What the FIA does next is only partly clear. Its announcement of the news was framed as the appointment of Tim Malyon as new sporting director, with the Nielsen and Goss exits demoted to the second half of an unusually long 800-word press release.
Former Red Bull and Sauber F1 engineer Malyon (pictured below, middle) has been at the FIA since 2019, held the role of safety director since 2021, and has been instrumental in the establishment and running of the remote operations centre – one of the big F1 changes of Ben Sulayem’s presidency.
The so-called ROC (Remote Operations Centre), designed to support the on-site race control team in real-time, has been a halo project for Ben Sulayem. Malyon “performed the operational duties of ROC Project Leader since May 2022”, so beyond the inevitable presidential approval a senior appointment such as this will have, his appointment as sporting director may well have the president’s fingerprints on it.
Malyon is an experienced, competent and logical appointment. But it will take more than an internal promotion to convince doubters the FIA is in a robust state.
Given Nielsen and Goss both leave amid suggestions of discontent with the FIA’s processes and openness to make the perceived necessary changes to improve, much will be made of what the revised FIA F1 structure looks like in its final form, how any practices evolve in 2024, what the result is in terms of race direction in F1 and how key processes like the finalisation of the 2026 chassis rules are handled.
And against the wider context of Ben Sulayem’s at-times chastening presidency, this is a big early test for the new season.

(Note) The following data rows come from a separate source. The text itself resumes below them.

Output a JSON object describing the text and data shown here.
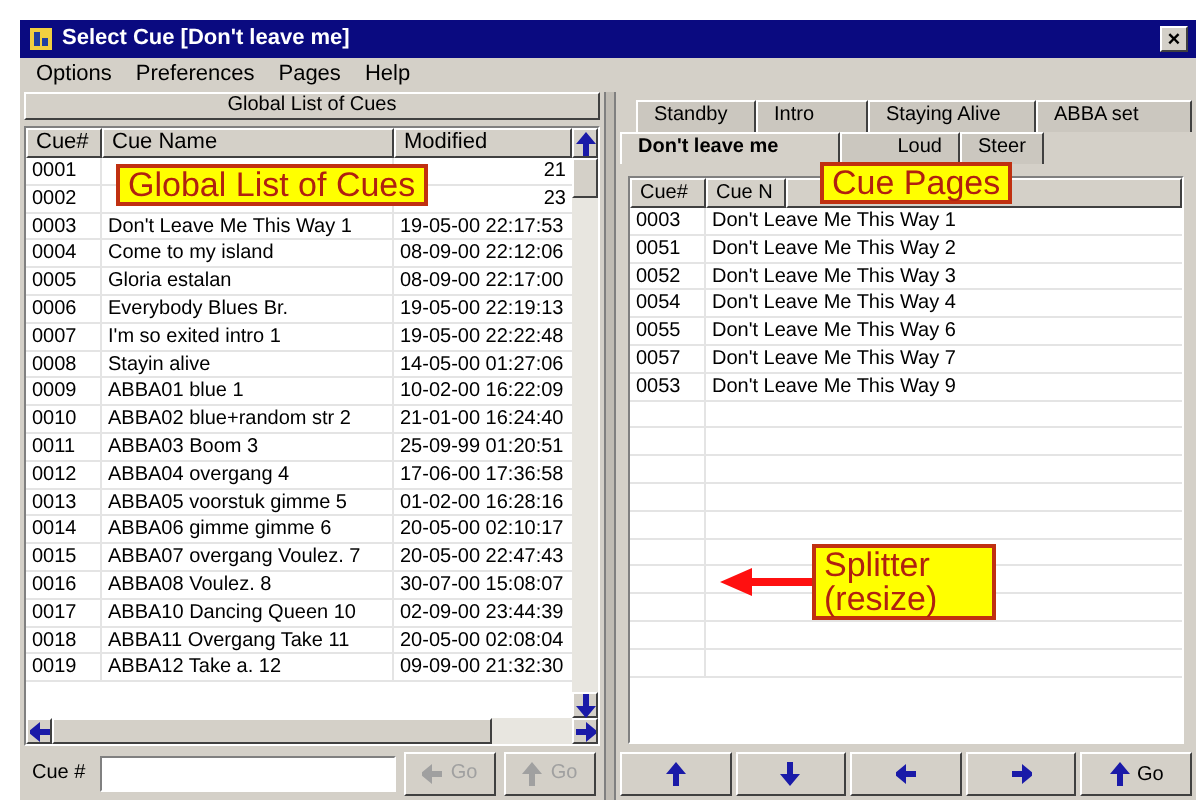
{
  "window": {
    "title": "Select Cue [Don't leave me]",
    "close": "×"
  },
  "menu": [
    "Options",
    "Preferences",
    "Pages",
    "Help"
  ],
  "left_panel": {
    "title": "Global List of Cues",
    "columns": [
      "Cue#",
      "Cue Name",
      "Modified"
    ],
    "rows": [
      {
        "cue": "0001",
        "name": "",
        "modified": "21"
      },
      {
        "cue": "0002",
        "name": "",
        "modified": "23"
      },
      {
        "cue": "0003",
        "name": "Don't Leave Me This Way 1",
        "modified": "19-05-00 22:17:53"
      },
      {
        "cue": "0004",
        "name": "Come to my island",
        "modified": "08-09-00 22:12:06"
      },
      {
        "cue": "0005",
        "name": "Gloria estalan",
        "modified": "08-09-00 22:17:00"
      },
      {
        "cue": "0006",
        "name": "Everybody Blues Br.",
        "modified": "19-05-00 22:19:13"
      },
      {
        "cue": "0007",
        "name": "I'm so exited intro 1",
        "modified": "19-05-00 22:22:48"
      },
      {
        "cue": "0008",
        "name": "Stayin alive",
        "modified": "14-05-00 01:27:06"
      },
      {
        "cue": "0009",
        "name": "ABBA01 blue 1",
        "modified": "10-02-00 16:22:09"
      },
      {
        "cue": "0010",
        "name": "ABBA02 blue+random str 2",
        "modified": "21-01-00 16:24:40"
      },
      {
        "cue": "0011",
        "name": "ABBA03 Boom 3",
        "modified": "25-09-99 01:20:51"
      },
      {
        "cue": "0012",
        "name": "ABBA04 overgang 4",
        "modified": "17-06-00 17:36:58"
      },
      {
        "cue": "0013",
        "name": "ABBA05 voorstuk gimme 5",
        "modified": "01-02-00 16:28:16"
      },
      {
        "cue": "0014",
        "name": "ABBA06 gimme gimme 6",
        "modified": "20-05-00 02:10:17"
      },
      {
        "cue": "0015",
        "name": "ABBA07 overgang Voulez. 7",
        "modified": "20-05-00 22:47:43"
      },
      {
        "cue": "0016",
        "name": "ABBA08 Voulez. 8",
        "modified": "30-07-00 15:08:07"
      },
      {
        "cue": "0017",
        "name": "ABBA10 Dancing Queen 10",
        "modified": "02-09-00 23:44:39"
      },
      {
        "cue": "0018",
        "name": "ABBA11 Overgang Take 11",
        "modified": "20-05-00 02:08:04"
      },
      {
        "cue": "0019",
        "name": "ABBA12 Take a. 12",
        "modified": "09-09-00 21:32:30"
      }
    ],
    "cue_label": "Cue #",
    "buttons": [
      {
        "label": "Go",
        "kind": "left",
        "disabled": true
      },
      {
        "label": "Go",
        "kind": "up",
        "disabled": true
      }
    ]
  },
  "right_panel": {
    "tab_rows": [
      [
        {
          "label": "Standby",
          "selected": false
        },
        {
          "label": "Intro",
          "selected": false
        },
        {
          "label": "Staying Alive",
          "selected": false
        },
        {
          "label": "ABBA set",
          "selected": false
        }
      ],
      [
        {
          "label": "Don't leave me",
          "selected": true
        },
        {
          "label": "Loud",
          "selected": false
        },
        {
          "label": "Steer",
          "selected": false
        }
      ]
    ],
    "columns": [
      "Cue#",
      "Cue N"
    ],
    "rows": [
      {
        "cue": "0003",
        "name": "Don't Leave Me This Way 1"
      },
      {
        "cue": "0051",
        "name": "Don't Leave Me This Way 2"
      },
      {
        "cue": "0052",
        "name": "Don't Leave Me This Way 3"
      },
      {
        "cue": "0054",
        "name": "Don't Leave Me This Way 4"
      },
      {
        "cue": "0055",
        "name": "Don't Leave Me This Way 6"
      },
      {
        "cue": "0057",
        "name": "Don't Leave Me This Way 7"
      },
      {
        "cue": "0053",
        "name": "Don't Leave Me This Way 9"
      }
    ],
    "buttons": [
      {
        "kind": "up"
      },
      {
        "kind": "down"
      },
      {
        "kind": "left"
      },
      {
        "kind": "right"
      },
      {
        "kind": "up",
        "label": "Go"
      }
    ]
  },
  "callouts": [
    {
      "kind": "list",
      "text": "Global List of Cues"
    },
    {
      "kind": "pages",
      "text": "Cue Pages"
    },
    {
      "kind": "splitter",
      "text": "Splitter (resize)"
    }
  ]
}
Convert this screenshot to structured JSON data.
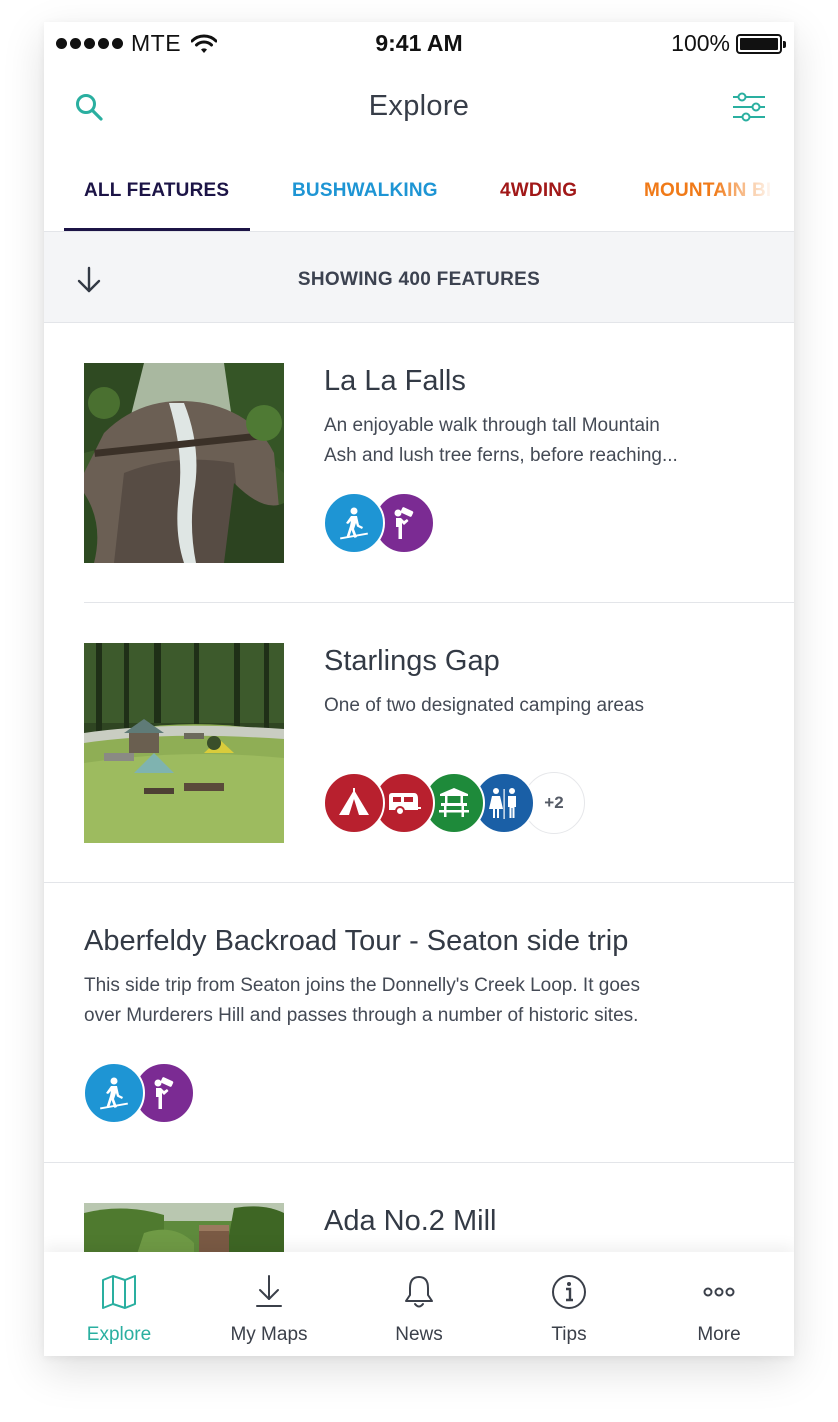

Since Ben Sulayem first outlined his intentions to overhaul the FIA, assuming the presidency in the wake of a controversial 2021 F1 season that ended in acrimony due to the actions of race director Michael Masi in Abu Dhabi, he has been much more interventionist than his predecessor Jean Todt.
That has resulted in many changes to the FIA’s structure but also the issues it has tackled each season, and how it has handled that, often to the dissatisfaction of other F1 stakeholders.
Ben Sulayem has been judged by critics to interfere too much and have misplaced priorities. And his intention of stepping back from day-to-day F1 matters – which his new Tombazis-led structure was meant to enshrine – does not appear to have become reality, with various 2023 controversies thought to have been instigated by him.
These include matters like planning to massively inflate the maximum possible fine for F1 offences without informing teams and drivers in advance, re-opening a Lewis Hamilton incident in Qatar primarily because of his status as a prominent role model, summoning team principals Toto Wolff and Fred Vasseur to the stewards for swearing in a press conference, and before Christmas an ill-judged, mishandled and brief inquiry into spurious conflict of interest claims about F1 Academy boss Susie Wolff and her husband Toto.
With that in mind, it is almost impossible to separate any negative FIA developments (however positively they might be spun) from the scrutiny that has felt incessant for two years and counting.
The FIA’s communication around the Nielsen/Goss departures, and Malyon’s arrival, was clearly designed to convey a strong image of rigorous practices, innovative operations, and an organisation on a “firm footing”.
That’s a quote in the release from Goss himself, but most FIA praise tends to be self-afforded. It needs to be validated, which makes this another defining year for the FIA and its embattled president.